TBILISI — The International Monetary Fund warned that political friction in Georgia could endanger the country's economic prospects, but the IMF believes that the country's economic health could benefit greatly from a restoration of trade ties with powerful neighbor Russia.
The IMF forecasts economic growth of 6 percent this year, a slowdown from last year's 7 percent. But the IMF's resident representative said in an interview that this will depend on whether the new prime minister, Bidzina Ivanishvili, stabilizes the political situation.
Ivanishvili's rise has intensified his rivalry with President Mikheil Saakashvili, the leader of the Rose Revolution of 2003, whose party lost power in the vote.
"There is a real possibility of increased trade with Russia and new sources of foreign investment," said Azim Sadikov, the IMF representative. "However, if the current uncertainty persists … then growth in Georgia could be lower than we project currently."
Ivanishvili, who built a multifaceted business empire in Russia worth $6.4 billion before entering politics in his native Georgia, is promising a more pro-business environment and more cooperation with Moscow.
Political analysts are concerned that friction between Ivanishvili and Saakashvili, whose term expires in October, as well as the arrests of several former officials, could deter investors.
Sadikov said growth appeared to have paused in the post-election period, but he said indicators for January and February would make the economic picture more clear.
"Activity levels in the next couple of months will tell us if the economy has entered a period of slowdown or if it was just a temporary pause," he said.
A Georgian delegation is expected to visit Moscow next month to discuss restoration of exports to Russia, mainly of Georgian wine and mineral water, which Moscow barred in 2006.
Russia routed Georgian forces in a five-day war in August 2008 over the breakaway regions of South Ossetia and Abkhazia, and it recognized them as independent states after the conflict, making them de facto protectorates of Moscow.
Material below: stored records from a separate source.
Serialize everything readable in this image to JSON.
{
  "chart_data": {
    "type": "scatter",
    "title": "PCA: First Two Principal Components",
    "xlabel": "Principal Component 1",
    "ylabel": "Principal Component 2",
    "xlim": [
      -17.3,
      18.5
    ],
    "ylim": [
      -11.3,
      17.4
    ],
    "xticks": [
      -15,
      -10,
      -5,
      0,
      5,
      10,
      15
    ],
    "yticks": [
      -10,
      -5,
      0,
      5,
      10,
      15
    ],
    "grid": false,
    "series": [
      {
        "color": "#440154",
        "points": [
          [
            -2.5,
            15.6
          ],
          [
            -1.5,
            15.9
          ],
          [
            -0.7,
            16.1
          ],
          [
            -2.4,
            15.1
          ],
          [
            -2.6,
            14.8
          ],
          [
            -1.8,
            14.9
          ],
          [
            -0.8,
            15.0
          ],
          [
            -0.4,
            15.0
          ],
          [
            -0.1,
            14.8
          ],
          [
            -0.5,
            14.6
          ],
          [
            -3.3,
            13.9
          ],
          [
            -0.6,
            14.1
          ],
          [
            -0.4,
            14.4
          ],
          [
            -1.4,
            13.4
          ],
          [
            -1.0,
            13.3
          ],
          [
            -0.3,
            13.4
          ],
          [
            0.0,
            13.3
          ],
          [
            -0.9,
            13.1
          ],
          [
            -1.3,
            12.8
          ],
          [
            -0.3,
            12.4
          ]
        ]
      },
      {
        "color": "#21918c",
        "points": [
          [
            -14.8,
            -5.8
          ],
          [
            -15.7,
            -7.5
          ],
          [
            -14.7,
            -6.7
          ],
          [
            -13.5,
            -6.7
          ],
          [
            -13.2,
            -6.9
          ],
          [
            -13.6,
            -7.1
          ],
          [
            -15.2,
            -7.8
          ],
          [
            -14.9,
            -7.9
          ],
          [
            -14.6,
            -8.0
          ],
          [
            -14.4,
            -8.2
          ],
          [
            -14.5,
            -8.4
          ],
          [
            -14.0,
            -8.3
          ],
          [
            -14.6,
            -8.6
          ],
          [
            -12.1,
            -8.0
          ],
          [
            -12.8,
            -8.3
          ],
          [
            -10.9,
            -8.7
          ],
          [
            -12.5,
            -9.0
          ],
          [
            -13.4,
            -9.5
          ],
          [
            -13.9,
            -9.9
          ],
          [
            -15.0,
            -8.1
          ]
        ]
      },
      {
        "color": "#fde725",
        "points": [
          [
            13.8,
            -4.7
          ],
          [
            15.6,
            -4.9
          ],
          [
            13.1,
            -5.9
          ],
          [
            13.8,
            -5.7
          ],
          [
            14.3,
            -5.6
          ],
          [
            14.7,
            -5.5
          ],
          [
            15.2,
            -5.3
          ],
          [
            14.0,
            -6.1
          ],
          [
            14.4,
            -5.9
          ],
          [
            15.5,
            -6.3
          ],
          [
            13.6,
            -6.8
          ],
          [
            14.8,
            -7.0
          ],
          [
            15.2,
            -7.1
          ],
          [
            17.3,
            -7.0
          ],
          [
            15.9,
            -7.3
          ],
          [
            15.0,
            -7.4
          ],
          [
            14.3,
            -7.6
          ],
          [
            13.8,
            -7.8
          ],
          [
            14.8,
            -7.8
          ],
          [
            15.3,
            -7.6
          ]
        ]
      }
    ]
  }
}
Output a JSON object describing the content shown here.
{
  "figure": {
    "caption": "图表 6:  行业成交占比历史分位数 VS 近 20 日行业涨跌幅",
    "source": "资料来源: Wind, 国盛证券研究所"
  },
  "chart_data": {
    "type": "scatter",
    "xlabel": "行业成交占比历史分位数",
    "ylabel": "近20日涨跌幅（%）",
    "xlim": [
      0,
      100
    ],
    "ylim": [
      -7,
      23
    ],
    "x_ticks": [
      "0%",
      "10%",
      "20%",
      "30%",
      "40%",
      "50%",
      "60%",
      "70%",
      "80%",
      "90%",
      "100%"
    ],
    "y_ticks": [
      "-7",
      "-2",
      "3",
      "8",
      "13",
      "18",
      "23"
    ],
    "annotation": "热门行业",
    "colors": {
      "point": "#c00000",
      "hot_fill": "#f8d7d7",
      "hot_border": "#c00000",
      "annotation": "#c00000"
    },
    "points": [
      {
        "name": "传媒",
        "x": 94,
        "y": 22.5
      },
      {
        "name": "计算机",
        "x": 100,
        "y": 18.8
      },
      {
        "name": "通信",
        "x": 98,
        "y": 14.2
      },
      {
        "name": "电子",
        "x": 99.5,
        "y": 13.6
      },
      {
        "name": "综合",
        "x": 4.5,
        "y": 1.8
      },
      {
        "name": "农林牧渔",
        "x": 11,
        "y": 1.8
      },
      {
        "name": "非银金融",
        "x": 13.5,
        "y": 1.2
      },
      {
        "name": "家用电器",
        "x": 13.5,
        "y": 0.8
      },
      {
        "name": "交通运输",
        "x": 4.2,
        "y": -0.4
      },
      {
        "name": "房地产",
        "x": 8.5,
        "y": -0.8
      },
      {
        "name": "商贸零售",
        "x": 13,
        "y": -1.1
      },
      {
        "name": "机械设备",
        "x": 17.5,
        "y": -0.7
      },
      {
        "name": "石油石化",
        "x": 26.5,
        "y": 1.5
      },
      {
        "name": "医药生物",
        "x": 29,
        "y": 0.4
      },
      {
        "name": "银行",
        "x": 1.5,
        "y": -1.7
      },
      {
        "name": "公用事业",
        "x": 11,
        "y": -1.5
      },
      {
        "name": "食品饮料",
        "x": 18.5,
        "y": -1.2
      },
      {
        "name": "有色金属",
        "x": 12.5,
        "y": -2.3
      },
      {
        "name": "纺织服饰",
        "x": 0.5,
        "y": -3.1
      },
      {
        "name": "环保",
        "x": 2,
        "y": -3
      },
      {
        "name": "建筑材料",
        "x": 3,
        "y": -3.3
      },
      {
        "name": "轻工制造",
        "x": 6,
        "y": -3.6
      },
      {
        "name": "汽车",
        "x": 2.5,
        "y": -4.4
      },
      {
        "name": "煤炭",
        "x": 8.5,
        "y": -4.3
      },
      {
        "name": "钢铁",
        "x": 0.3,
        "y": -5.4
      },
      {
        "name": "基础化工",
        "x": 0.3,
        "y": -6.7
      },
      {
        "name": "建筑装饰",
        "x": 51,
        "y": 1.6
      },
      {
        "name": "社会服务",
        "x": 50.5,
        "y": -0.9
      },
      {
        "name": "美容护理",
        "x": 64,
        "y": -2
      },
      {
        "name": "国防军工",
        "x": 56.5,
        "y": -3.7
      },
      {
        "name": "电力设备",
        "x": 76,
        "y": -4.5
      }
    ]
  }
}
"Obviously, gaining access to a large market such as Russia's would give a boost to the Georgian economy," Sadikov said. "The impact on the economy of improved access to the Russian market will probably be felt gradually."
Key economic challenges for the new government will be ensuring sustained growth that creates jobs and reduces poverty.
"Another key priority for the government now should be to communicate to the markets its commitment to pursuing sound macroeconomic policies, further enhancing Georgia's business environment and strengthening its competitiveness," Sadikov said.
The IMF forecasts that inflation in Georgia could reach 3 to 3.5 percent by the end of 2013, a contrast with the average 0.9 percent deflation in 2012. The fund also predicts a fiscal deficit of 2.8 percent of GDP, down from an estimated 3 percent in 2012.
Sadikov questioned whether the government could achieve its goal of boosting foreign direct investment this year to $2 billion, compared with $685 million the first nine months of last year.
"If we are talking about FDI and not all forms of foreign capital, I would not say it's impossible," Sadikov said. "But that will be an ambitious projection."